Share your views and help shape the River Thames Scheme

Statutory consultation launches for the River Thames Scheme (RTS)

One key and very important milestone for the RTS is Statutory Consultation. Statutory Consultation is a six-week period, that gives people the opportunity to share views on the scheme's proposals and shape the design of the scheme. We are keen to consult with communities, businesses, land interests and stakeholders affected by, or with an interest in the plans for the RTS. Enough information has been gathered to date, which allows us to now share a vision of the future.

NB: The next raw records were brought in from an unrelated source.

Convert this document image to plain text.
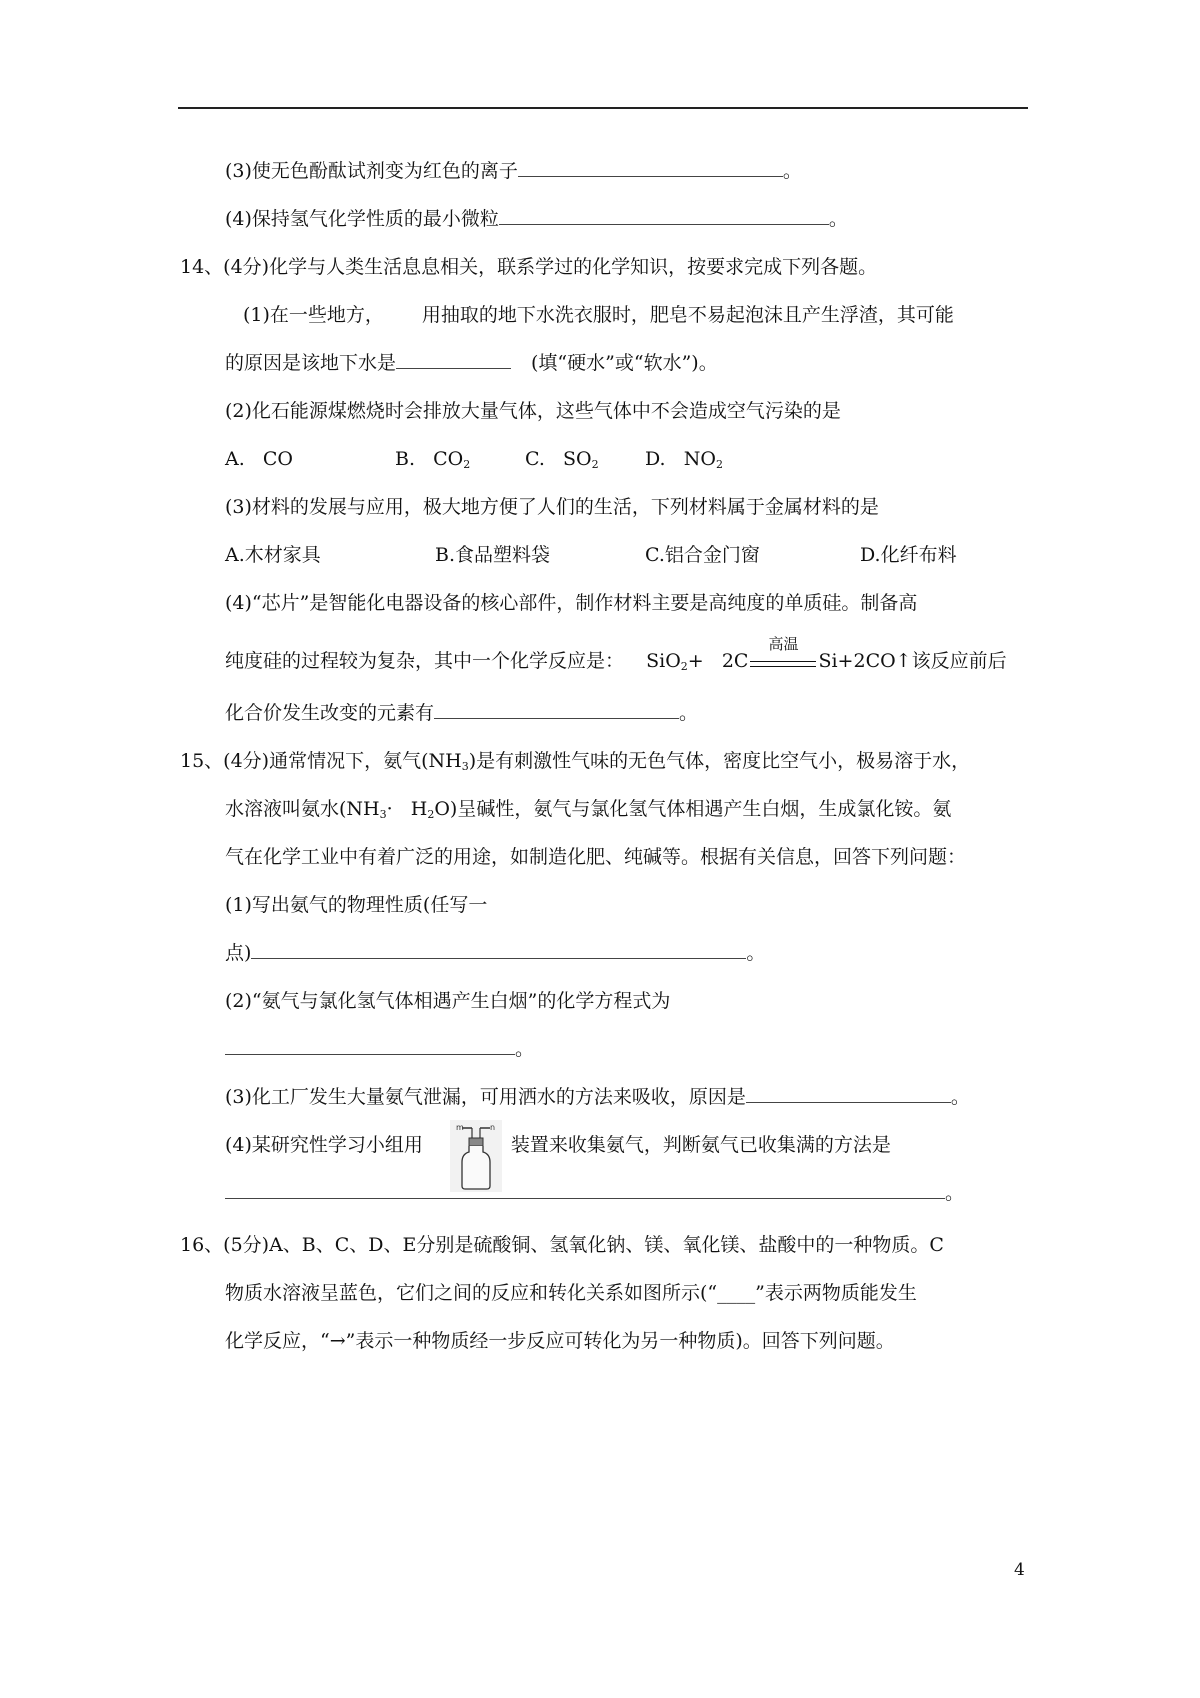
(3)使无色酚酞试剂变为红色的离子	。
(4)保持氢气化学性质的最小微粒	。
14、(4分)化学与人类生活息息相关，联系学过的化学知识，按要求完成下列各题。
(1)在一些地方， 用抽取的地下水洗衣服时，肥皂不易起泡沫且产生浮渣，其可能
的原因是该地下水是	(填“硬水”或“软水”)。
(2)化石能源煤燃烧时会排放大量气体，这些气体中不会造成空气污染的是
A. CO	B. $CO_2$	C. $SO_2$ D. $NO_2$
(3)材料的发展与应用，极大地方便了人们的生活，下列材料属于金属材料的是
A.木材家具	B.食品塑料袋	C.铝合金门窗	D.化纤布料
(4)“芯片”是智能化电器设备的核心部件，制作材料主要是高纯度的单质硅。制备高
纯度硅的过程较为复杂，其中一个化学反应是： SiO$_2$+ 2C
高温
Si+2CO↑该反应前后
化合价发生改变的元素有	。
15、(4分)通常情况下，氨气$(NH_3)$是有刺激性气味的无色气体，密度比空气小，极易溶于水，
水溶液叫氨水$(NH_3\cdot H_2O)$呈碱性，氨气与氯化氢气体相遇产生白烟，生成氯化铵。氨
气在化学工业中有着广泛的用途，如制造化肥、纯碱等。根据有关信息，回答下列问题：
(1)写出氨气的物理性质(任写一
点)	。
(2)“氨气与氯化氢气体相遇产生白烟”的化学方程式为
。
(3)化工厂发生大量氨气泄漏，可用洒水的方法来吸收，原因是	。
m	n
(4)某研究性学习小组用	装置来收集氨气，判断氨气已收集满的方法是
。
16、(5分)A、B、C、D、E分别是硫酸铜、氢氧化钠、镁、氧化镁、盐酸中的一种物质。C
物质水溶液呈蓝色，它们之间的反应和转化关系如图所示(“____”表示两物质能发生
化学反应，“→”表示一种物质经一步反应可转化为另一种物质)。回答下列问题。
4
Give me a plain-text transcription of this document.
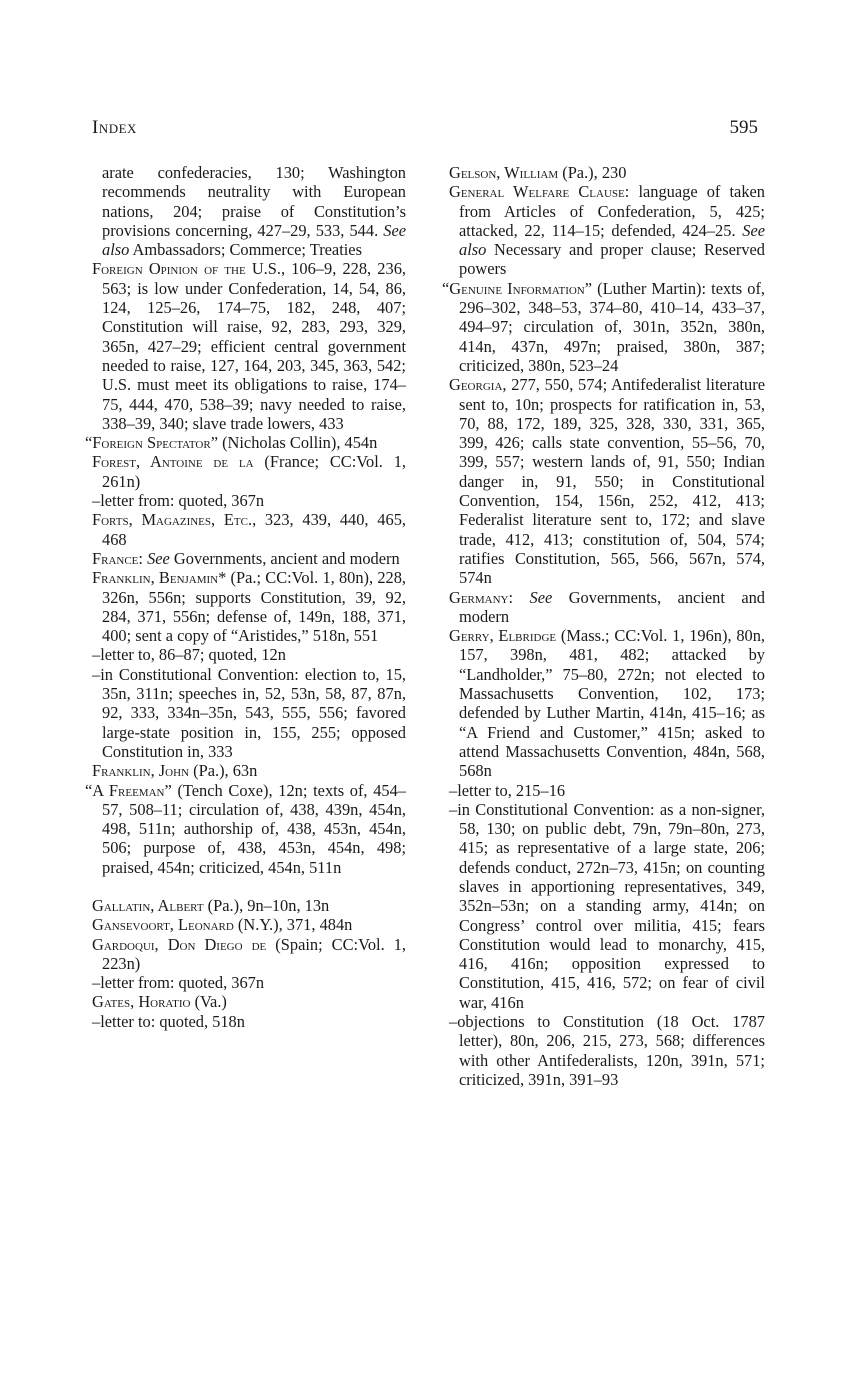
Index	595

arate confederacies, 130; Washington recommends neutrality with European nations, 204; praise of Constitution’s provisions concerning, 427–29, 533, 544. See also Ambassadors; Commerce; Treaties

Foreign Opinion of the U.S., 106–9, 228, 236, 563; is low under Confederation, 14, 54, 86, 124, 125–26, 174–75, 182, 248, 407; Constitution will raise, 92, 283, 293, 329, 365n, 427–29; efficient central government needed to raise, 127, 164, 203, 345, 363, 542; U.S. must meet its obligations to raise, 174–75, 444, 470, 538–39; navy needed to raise, 338–39, 340; slave trade lowers, 433

“Foreign Spectator” (Nicholas Collin), 454n

Forest, Antoine de la (France; CC:Vol. 1, 261n)

–letter from: quoted, 367n

Forts, Magazines, Etc., 323, 439, 440, 465, 468

France: See Governments, ancient and modern

Franklin, Benjamin* (Pa.; CC:Vol. 1, 80n), 228, 326n, 556n; supports Constitution, 39, 92, 284, 371, 556n; defense of, 149n, 188, 371, 400; sent a copy of “Aristides,” 518n, 551

–letter to, 86–87; quoted, 12n

–in Constitutional Convention: election to, 15, 35n, 311n; speeches in, 52, 53n, 58, 87, 87n, 92, 333, 334n–35n, 543, 555, 556; favored large-state position in, 155, 255; opposed Constitution in, 333

Franklin, John (Pa.), 63n

“A Freeman” (Tench Coxe), 12n; texts of, 454–57, 508–11; circulation of, 438, 439n, 454n, 498, 511n; authorship of, 438, 453n, 454n, 506; purpose of, 438, 453n, 454n, 498; praised, 454n; criticized, 454n, 511n

Gallatin, Albert (Pa.), 9n–10n, 13n

Gansevoort, Leonard (N.Y.), 371, 484n

Gardoqui, Don Diego de (Spain; CC:Vol. 1, 223n)

–letter from: quoted, 367n

Gates, Horatio (Va.)

–letter to: quoted, 518n

Gelson, William (Pa.), 230

General Welfare Clause: language of taken from Articles of Confederation, 5, 425; attacked, 22, 114–15; defended, 424–25. See also Necessary and proper clause; Reserved powers

“Genuine Information” (Luther Martin): texts of, 296–302, 348–53, 374–80, 410–14, 433–37, 494–97; circulation of, 301n, 352n, 380n, 414n, 437n, 497n; praised, 380n, 387; criticized, 380n, 523–24

Georgia, 277, 550, 574; Antifederalist literature sent to, 10n; prospects for ratification in, 53, 70, 88, 172, 189, 325, 328, 330, 331, 365, 399, 426; calls state convention, 55–56, 70, 399, 557; western lands of, 91, 550; Indian danger in, 91, 550; in Constitutional Convention, 154, 156n, 252, 412, 413; Federalist literature sent to, 172; and slave trade, 412, 413; constitution of, 504, 574; ratifies Constitution, 565, 566, 567n, 574, 574n

Germany: See Governments, ancient and modern

Gerry, Elbridge (Mass.; CC:Vol. 1, 196n), 80n, 157, 398n, 481, 482; attacked by “Landholder,” 75–80, 272n; not elected to Massachusetts Convention, 102, 173; defended by Luther Martin, 414n, 415–16; as “A Friend and Customer,” 415n; asked to attend Massachusetts Convention, 484n, 568, 568n

–letter to, 215–16

–in Constitutional Convention: as a non-signer, 58, 130; on public debt, 79n, 79n–80n, 273, 415; as representative of a large state, 206; defends conduct, 272n–73, 415n; on counting slaves in apportioning representatives, 349, 352n–53n; on a standing army, 414n; on Congress’ control over militia, 415; fears Constitution would lead to monarchy, 415, 416, 416n; opposition expressed to Constitution, 415, 416, 572; on fear of civil war, 416n

–objections to Constitution (18 Oct. 1787 letter), 80n, 206, 215, 273, 568; differences with other Antifederalists, 120n, 391n, 571; criticized, 391n, 391–93
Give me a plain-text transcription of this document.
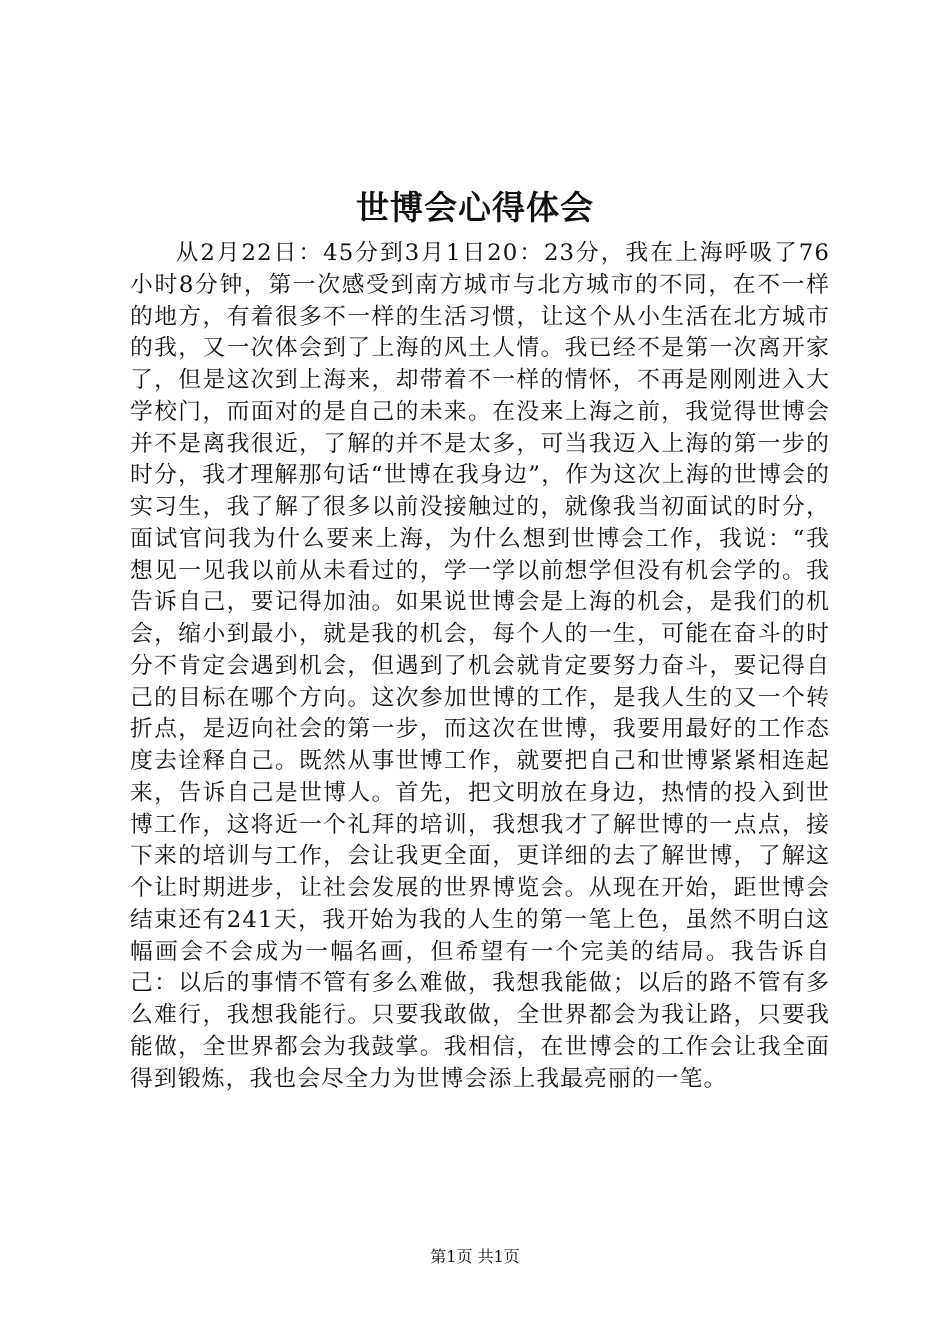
世博会心得体会

从2月22日：45分到3月1日20：23分，我在上海呼吸了76小时8分钟，第一次感受到南方城市与北方城市的不同，在不一样的地方，有着很多不一样的生活习惯，让这个从小生活在北方城市的我，又一次体会到了上海的风土人情。我已经不是第一次离开家了，但是这次到上海来，却带着不一样的情怀，不再是刚刚进入大学校门，而面对的是自己的未来。在没来上海之前，我觉得世博会并不是离我很近，了解的并不是太多，可当我迈入上海的第一步的时分，我才理解那句话“世博在我身边”，作为这次上海的世博会的实习生，我了解了很多以前没接触过的，就像我当初面试的时分，面试官问我为什么要来上海，为什么想到世博会工作，我说：“我想见一见我以前从未看过的，学一学以前想学但没有机会学的。我告诉自己，要记得加油。如果说世博会是上海的机会，是我们的机会，缩小到最小，就是我的机会，每个人的一生，可能在奋斗的时分不肯定会遇到机会，但遇到了机会就肯定要努力奋斗，要记得自己的目标在哪个方向。这次参加世博的工作，是我人生的又一个转折点，是迈向社会的第一步，而这次在世博，我要用最好的工作态度去诠释自己。既然从事世博工作，就要把自己和世博紧紧相连起来，告诉自己是世博人。首先，把文明放在身边，热情的投入到世博工作，这将近一个礼拜的培训，我想我才了解世博的一点点，接下来的培训与工作，会让我更全面，更详细的去了解世博，了解这个让时期进步，让社会发展的世界博览会。从现在开始，距世博会结束还有241天，我开始为我的人生的第一笔上色，虽然不明白这幅画会不会成为一幅名画，但希望有一个完美的结局。我告诉自己：以后的事情不管有多么难做，我想我能做；以后的路不管有多么难行，我想我能行。只要我敢做，全世界都会为我让路，只要我能做，全世界都会为我鼓掌。我相信，在世博会的工作会让我全面得到锻炼，我也会尽全力为世博会添上我最亮丽的一笔。

第1页 共1页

Designated a project of national significance, the scheme will include a new flood channel in two sections, passing though the boroughs of Runnymede and Spelthorne.

To support the landscape-based approach of this flood alleviation scheme, the surrounding areas of green infrastructure – green space – that run along the channel will provide better connections within and across the area and encourage more sustainable travel.

The RTS statutory consultation begins on 22 January and continues until 4 March. There are 11 in-person and 5 virtual events across the scheme boundary running between late January and throughout February. The events will be attended by RTS experts who will be able to discuss the scheme and explain its goals and benefits in more depth.

The Statement of Community Consultation (SoCC) was published via the RTS website earlier this month. It explains how the RTS will discuss its proposals with the local community and provides an overview of the development consent order (DCO) and how this works. In addition, Section 47 and 48 notices publicising the SoCC, have appeared in regional and national media. The SoCC and all further documentation for the Statutory Consultation is available on the River Thames Scheme web page.

All further documentation for the Statutory Consultation will be available from launch day on Monday 22 January.